If you give a youth leader a book… chances are she’ll want to read it right away. But, she’ll need some time away from school and work to get to it. Thank goodness for time off after Christmas! For the next three Fridays I will share short reviews of the books I’ve read over break. Please let me know what you’ve been reading using the comments.

Part I: Books Recommended by Youth
Part II:  Books for Parents
Part III: Books for Worship Leaders and Ministry Candidates
Part IV: Children’s Books

Originally this post was titled, “Books for Anyone.” But l I woke up in the middle of the night and remembered what they have in common- they were both given to me by high school students. If a youth recommends a book to you, read it. They are hoping you’ll discuss it with you. This doesn’t happen every day. It is a special gift. Read. It. Then, invite them to chat over a smoothie. Be one of their strong trees.

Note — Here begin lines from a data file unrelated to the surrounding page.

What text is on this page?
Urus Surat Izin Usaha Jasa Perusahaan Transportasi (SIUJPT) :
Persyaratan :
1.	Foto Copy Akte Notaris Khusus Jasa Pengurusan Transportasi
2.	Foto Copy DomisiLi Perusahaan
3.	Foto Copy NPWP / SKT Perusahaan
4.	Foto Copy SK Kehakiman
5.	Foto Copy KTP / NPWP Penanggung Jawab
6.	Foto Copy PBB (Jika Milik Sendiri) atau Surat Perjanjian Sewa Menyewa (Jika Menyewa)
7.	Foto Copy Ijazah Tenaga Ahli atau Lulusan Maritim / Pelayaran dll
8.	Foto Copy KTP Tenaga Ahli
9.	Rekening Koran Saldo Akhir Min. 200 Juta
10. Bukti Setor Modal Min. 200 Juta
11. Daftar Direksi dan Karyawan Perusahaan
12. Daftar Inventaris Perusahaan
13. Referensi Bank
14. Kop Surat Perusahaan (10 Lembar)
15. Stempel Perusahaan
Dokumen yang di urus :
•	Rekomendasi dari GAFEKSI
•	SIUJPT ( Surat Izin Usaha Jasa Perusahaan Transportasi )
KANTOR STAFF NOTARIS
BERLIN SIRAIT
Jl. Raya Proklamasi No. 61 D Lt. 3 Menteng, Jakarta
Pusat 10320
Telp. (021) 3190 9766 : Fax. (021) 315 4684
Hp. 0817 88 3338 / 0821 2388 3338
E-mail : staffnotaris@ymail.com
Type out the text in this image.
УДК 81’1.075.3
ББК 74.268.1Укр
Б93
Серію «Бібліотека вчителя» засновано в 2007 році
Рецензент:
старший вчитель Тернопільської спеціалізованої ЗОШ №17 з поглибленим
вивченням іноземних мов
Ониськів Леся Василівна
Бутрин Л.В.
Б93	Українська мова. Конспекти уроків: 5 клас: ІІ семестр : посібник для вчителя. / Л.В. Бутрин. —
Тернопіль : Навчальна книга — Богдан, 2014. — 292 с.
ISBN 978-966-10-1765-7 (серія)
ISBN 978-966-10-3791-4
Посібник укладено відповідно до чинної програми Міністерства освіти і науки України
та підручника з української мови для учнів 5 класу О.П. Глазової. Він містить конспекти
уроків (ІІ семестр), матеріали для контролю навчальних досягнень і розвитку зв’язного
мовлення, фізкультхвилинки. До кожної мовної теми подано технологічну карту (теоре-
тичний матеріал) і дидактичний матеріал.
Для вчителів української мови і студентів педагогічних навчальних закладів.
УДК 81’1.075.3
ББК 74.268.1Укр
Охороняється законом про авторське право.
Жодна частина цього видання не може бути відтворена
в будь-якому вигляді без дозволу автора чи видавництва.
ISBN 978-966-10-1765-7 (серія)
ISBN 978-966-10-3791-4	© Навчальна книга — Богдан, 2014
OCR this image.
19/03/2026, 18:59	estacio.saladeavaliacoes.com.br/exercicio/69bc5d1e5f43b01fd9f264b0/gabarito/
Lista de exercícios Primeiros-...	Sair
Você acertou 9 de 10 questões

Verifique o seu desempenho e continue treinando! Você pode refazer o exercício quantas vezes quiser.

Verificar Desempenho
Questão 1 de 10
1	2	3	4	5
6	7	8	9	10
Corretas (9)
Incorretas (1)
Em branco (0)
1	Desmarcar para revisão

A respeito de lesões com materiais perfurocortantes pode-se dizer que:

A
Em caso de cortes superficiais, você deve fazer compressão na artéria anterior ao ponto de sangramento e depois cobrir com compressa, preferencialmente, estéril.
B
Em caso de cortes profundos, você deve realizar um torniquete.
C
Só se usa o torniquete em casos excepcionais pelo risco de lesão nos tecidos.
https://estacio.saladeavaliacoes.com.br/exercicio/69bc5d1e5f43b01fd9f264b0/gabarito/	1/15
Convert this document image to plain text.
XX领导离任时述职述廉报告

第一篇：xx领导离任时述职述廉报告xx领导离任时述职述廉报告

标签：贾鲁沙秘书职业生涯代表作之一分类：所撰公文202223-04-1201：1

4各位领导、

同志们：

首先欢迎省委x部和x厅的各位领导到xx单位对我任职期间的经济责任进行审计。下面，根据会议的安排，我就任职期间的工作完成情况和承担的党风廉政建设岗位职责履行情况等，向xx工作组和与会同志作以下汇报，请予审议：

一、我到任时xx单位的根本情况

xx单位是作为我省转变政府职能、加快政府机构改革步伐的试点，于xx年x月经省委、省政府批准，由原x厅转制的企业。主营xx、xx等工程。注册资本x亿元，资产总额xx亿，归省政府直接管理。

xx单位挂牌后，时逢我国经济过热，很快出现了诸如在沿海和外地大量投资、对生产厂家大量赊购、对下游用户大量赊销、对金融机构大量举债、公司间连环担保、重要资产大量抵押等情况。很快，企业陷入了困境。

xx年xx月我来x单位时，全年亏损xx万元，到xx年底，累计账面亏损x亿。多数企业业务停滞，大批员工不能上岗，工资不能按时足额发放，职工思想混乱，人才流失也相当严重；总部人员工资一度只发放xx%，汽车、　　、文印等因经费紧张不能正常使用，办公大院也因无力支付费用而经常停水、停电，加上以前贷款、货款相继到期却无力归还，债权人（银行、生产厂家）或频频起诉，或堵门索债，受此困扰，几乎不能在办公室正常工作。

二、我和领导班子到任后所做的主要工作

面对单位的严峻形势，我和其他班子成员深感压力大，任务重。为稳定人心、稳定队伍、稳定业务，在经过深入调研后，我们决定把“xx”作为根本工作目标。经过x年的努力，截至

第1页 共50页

Part I: Books Recommended by Youth

Brain on Fire: My Month of Madness by Susannah Cahalan

This book was given to me by my oldest daughter. I’m not sure she knew it, but I love reading memoirs. This one offers a view of mental illness told by a young woman whose tenacious friends and family refuse to give up on her as hallucinations overtake her. As a journalist, the author uses research, interviews, records and her memory to re-create the events of the month she lost. She doesn’t’ stop with facts. Throughout the book she offers reflection and insight into her quest to make sense of what has happened to her. What I find most compelling is the way she offers herself and those around her grace, love and understanding in the toughest of situations.

If read in a group, this book offers rich opportunities for conversation about health care access, diagnosis and treatment of mental illness, and unconditional love. A fascinating read.

You Don’t have to be Wrong for Me to Be Right by Brad Hirschfield

My niece first told me about this book over Thanksgiving. When I saw her at Christmas, she gave me her copy.  This book opens with a discussion of how religious fanaticism hinders people’s ability to have conversations and relationships with people of differing views.  Rabbi Hirschfield makes a strong case for developing interfaith relationships. He also offers new insights into the relationship between forgiveness and justice. The most powerful thing about reading this book was that it was given to be my niece. It was reminder that youth are looking for caring adults to have deep conversations with. Intergenerational relationships are the cornerstone of faith development. I hope to invite her to talk more about this book over a hot chocolate and honored to be someone she thinks of when reading a book like this.


The idea of writing my own book has been on my mind for a year now. During the January break from classes, my writing time will be focused on discerning how to proceed through a Bookwifery course.